Fannie Lou Hamer - Depoimento perante o Comitê de Credenciais, 1964


Fannie Lou Hamer* - Depoimento perante o Comitê de Credenciais, na Convenção Nacional Democrata 1964



22 de agosto de 1964

Sr. Presidente, e ao Comitê de Credenciais, meu nome é Sra. Fannie Lou Hamer, e moro no 626 East Lafayette Street, Ruleville, Mississipi, Condado de Sunflower, a casa do senador James O. Eastland e do senador Stennis.

Foi no dia 31 de agosto de 1962 que dezoito de nós viajamos vinte e seis milhas até o tribunal do condado de Indianola para tentar nos registrar para nos tornarmos cidadãos de primeira classe. Fomos recebidos em Indianola por policiais, patrulheiros da estrada, e eles só permitiram que dois de nós fizéssemos o teste de alfabetização/instrução na época. Depois que fizemos o teste e começamos a voltar para Ruleville, fomos detidos pela Polícia da Cidade e pelos Patrulheiros Estaduais e levados de volta para Indianola, onde o motorista do ônibus foi acusado naquele dia de dirigir um ônibus na cor errada.

Depois que pagamos a multa entre nós, seguimos para Ruleville, e o reverendo Jeff Sunny me transportou seis quilômetros na área rural, onde trabalhei como cronometrista e meeira por dezoito anos. Eu fui recebida lá por meus filhos, que me disseram que o dono da fazenda estava zangado porque eu tinha tentado me registrar.

Depois que me contaram, meu marido chegou e disse que o dono da fazenda estava bravo (raising Cain) porque eu tentara me registrar. E antes que ele parasse de falar, o dono da fazenda veio e disse: "Fannie Lou, Pap** lhe contou o que eu disse?"

E eu disse: "Sim, senhor".

Ele disse: "Bem, eu quero dizer que, se você não descer e retirar o seu registro, você terá que sair. Então, se você descer e retirar, você ainda pode ter que partir porque não estamos prontos para isso no Mississípi".

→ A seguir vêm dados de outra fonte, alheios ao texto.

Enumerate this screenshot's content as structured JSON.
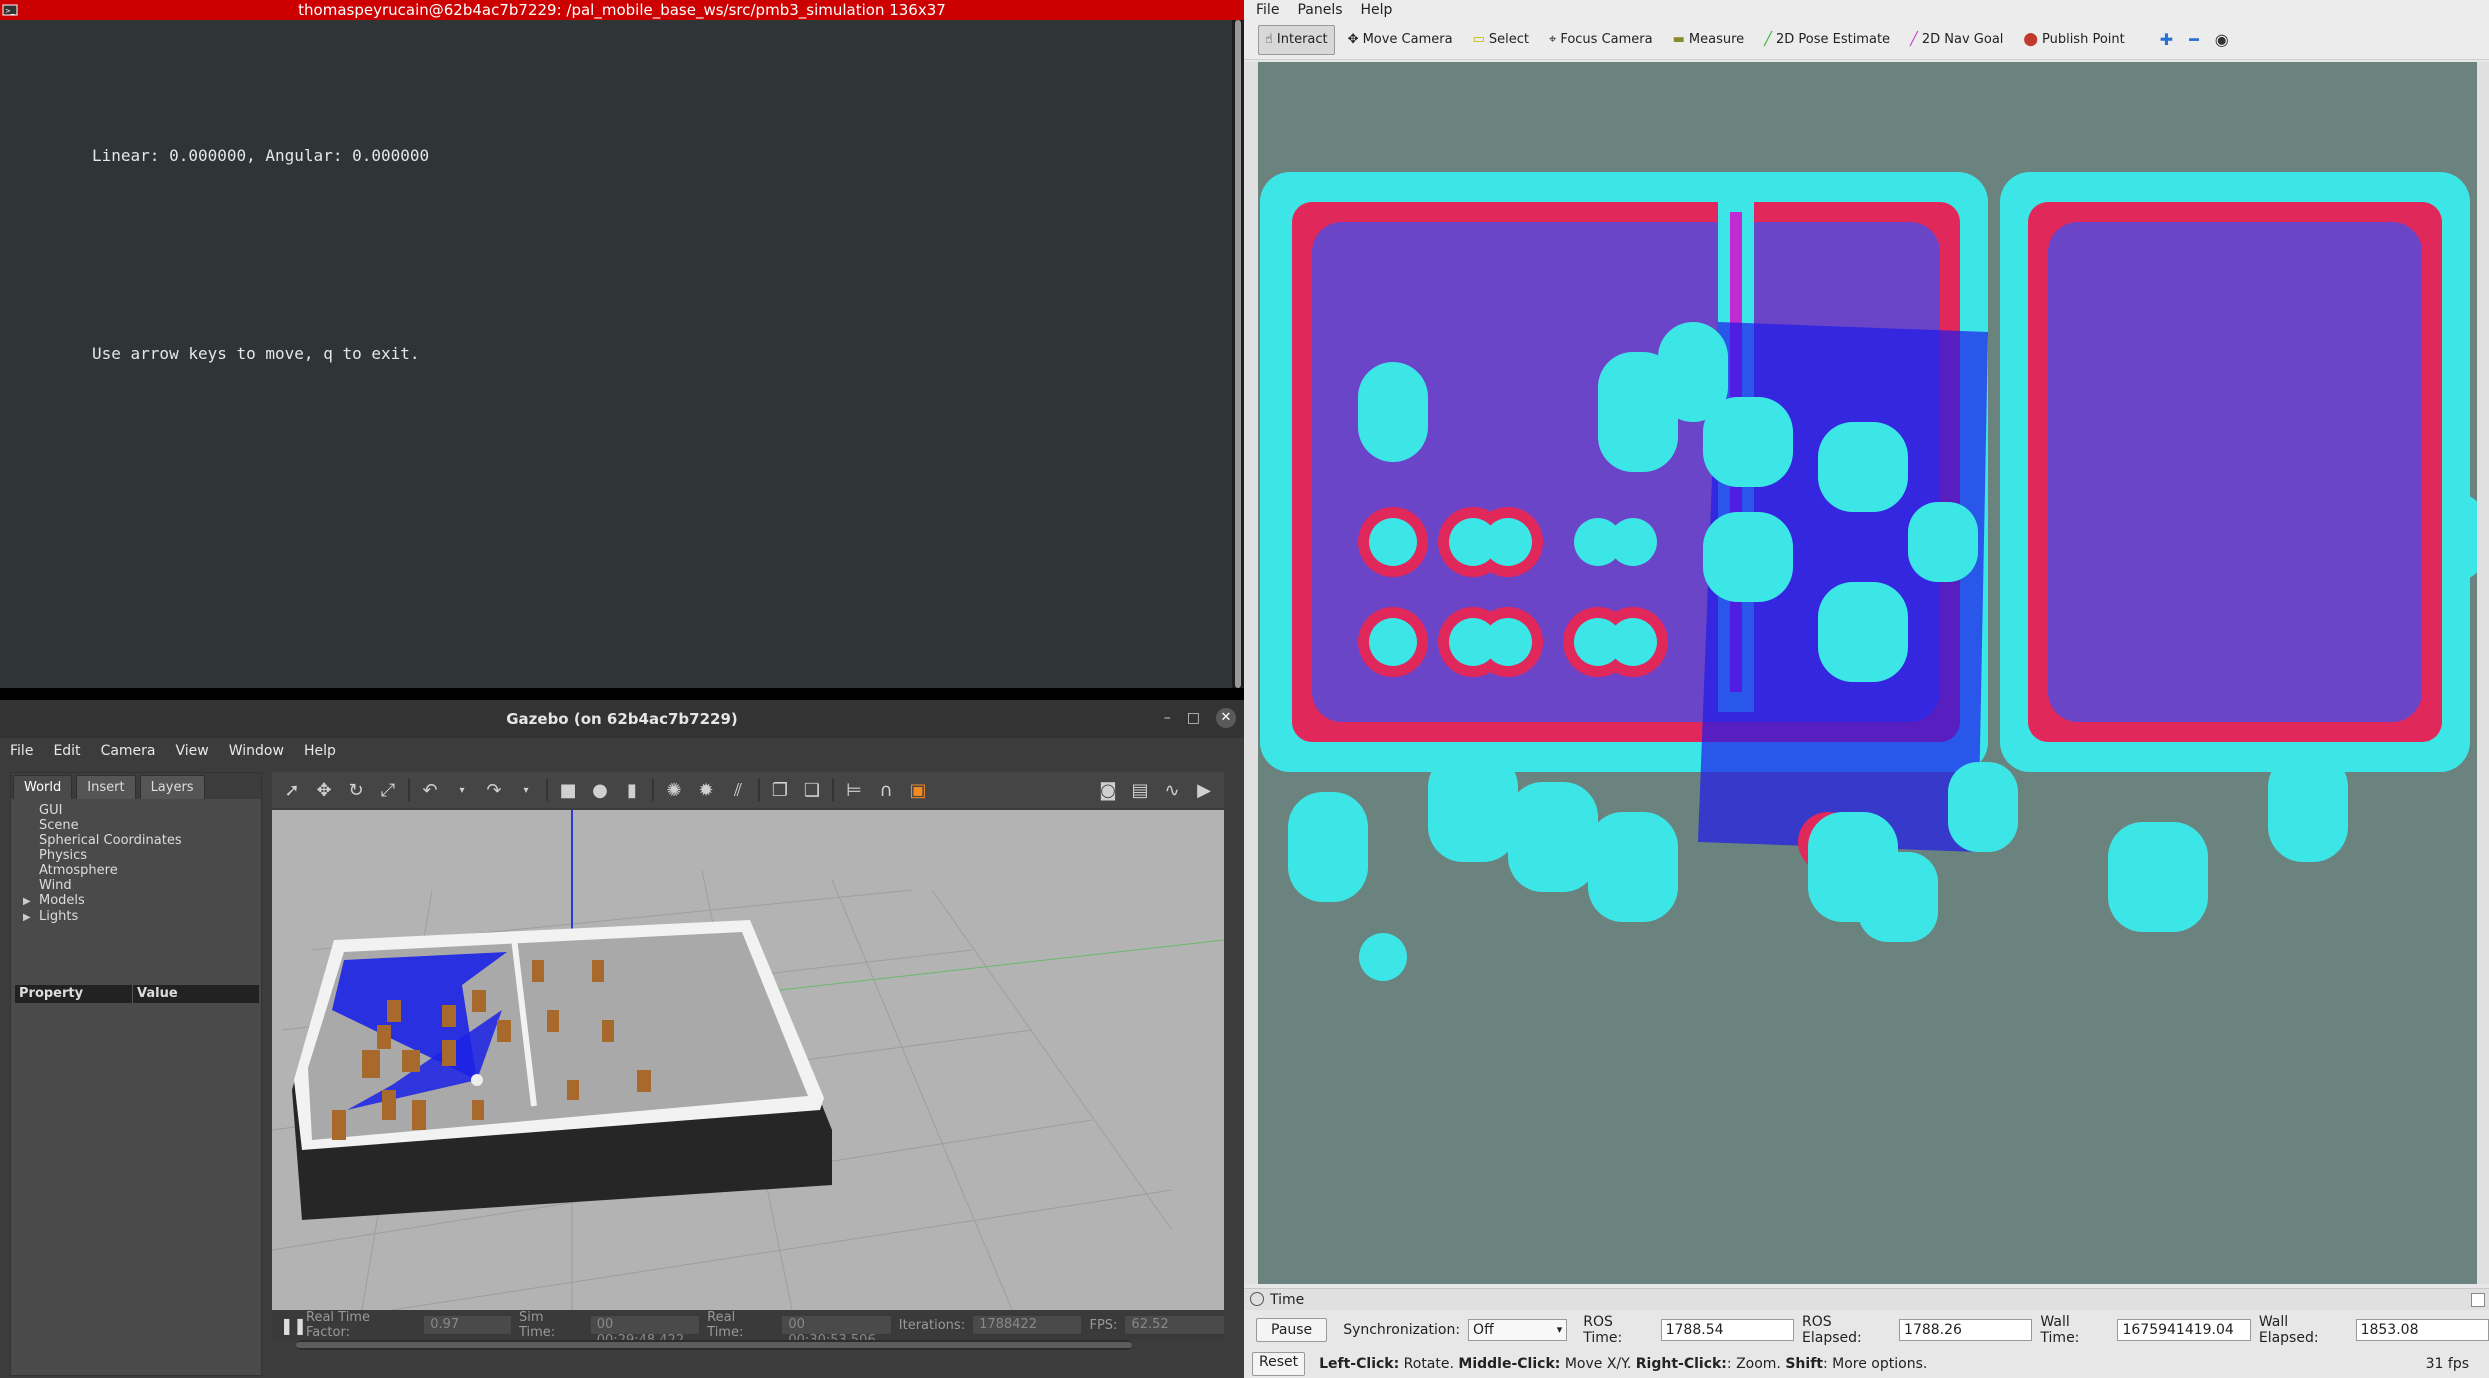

E eu me dirigi a ele e disse: "Eu não tentei me registrar para você. Eu tentei me registrar por mim."

Eu tive que sair naquela mesma noite.

Em 10 de setembro de 1962, dezesseis balas foram disparadas contra a casa do Sr. e Sra. Robert Tucker por mim. Naquela mesma noite duas garotas foram baleadas em Ruleville, Mississippi. Além disso, a casa do Sr. Joe McDonald foi baleada dentro.

E em 9 de junho de 1963, eu havia participado de uma oficina de registro de eleitores; estava voltando para o Mississípi. Dez de nós estávamos viajando pelo ônibus de Trailway Continental. Quando chegamos a Winona, Mississípi, que é o condado de Montgomery, quatro pessoas saíram para usar o banheiro, e duas das pessoas - para usar o restaurante - duas pessoas queriam usar o banheiro. As quatro pessoas que tinham entrado para usar o restaurante foram ordenadas a sair. Durante esse tempo eu estava no ônibus. Mas quando olhei pela janela e vi que elas tinham saído correndo, desci do ônibus para ver o que havia acontecido. E uma das senhoras disse: "Foi um policial rodoviário estadual e um chefe da polícia nos ordenou a sair."

Eu voltei pro ônibus e uma das pessoas que tinha usado o banheiro voltou pro ônibus também.

Assim que eu estava sentada no ônibus, vi quando eles começaram a pegar as cinco pessoas no carro de um policial rodoviário. Saí do ônibus para ver o que estava acontecendo e alguém gritou do carro em que os cinco trabalhadores estavam e disse: "Pegue aquele ali". E quando fui entrar no carro, o homem me disse que eu estava presa, ele me chutou.

Fui levada para a cadeia do condado e colocada na sala de reservas. Eles deixaram algumas pessoas na sala de reservas e começaram a nos colocar nas celas. Fui colocada em uma cela com uma jovem chamada Miss Ivesta Simpson. Depois que fui colocada na cela, comecei a ouvir sons de chutes e gritos. Eu podia ouvir o som de chutes e gritos horríveis. E eu podia ouvir alguém dizer: "Você pode dizer 'sim, senhor', 'nigger'? Você pode dizer 'sim, senhor'?"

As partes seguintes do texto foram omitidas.